Most health care providers are not aware of the health differences between those with a military background and civilians — many of which are illustrated in the Health of Those Who Have Served Report, from different rates of depression and mental illness to chronic pain and hearing loss. To help bridge this gap, here at Florida State University College of Nursing we have developed a graduate-level certificate program in military health — supported by a grant from the United Health Foundation — to ensure our students are prepared to care for and support those who have served in the U.S. Armed Forces.
In this national online program, social workers, nurse practitioners, nurses and other providers learn what it means to serve in the military, how service affects various populations in different ways and what visible and invisible challenges these American heroes face.
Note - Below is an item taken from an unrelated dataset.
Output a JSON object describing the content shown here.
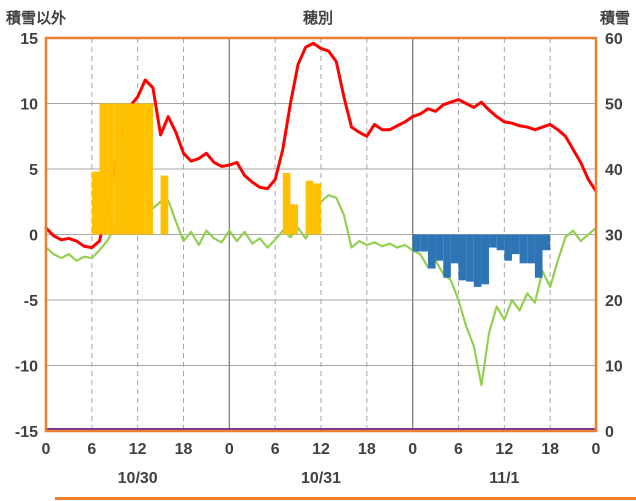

To best prepare my students and tailor our courses to meet the needs of the military community, I depend on the most recent, accurate information from trusted sources like America’s Health Rankings. This year’s Health of Those Who Have Served Report reinforces our focus areas in our program: mental health challenges of those who have served, which are growing at a concerning pace, and veterans’ unique physical health needs like chronic pain and hearing impairment.
The program seeks to cultivate clinicians and leaders who are familiar with veterans’ experiences and can deliver the individualized care these patients need and deserve. I hope that through this work we can get to a point where every provider asks about patients’ military service history and be better equipped to serve those who have sacrificed so much.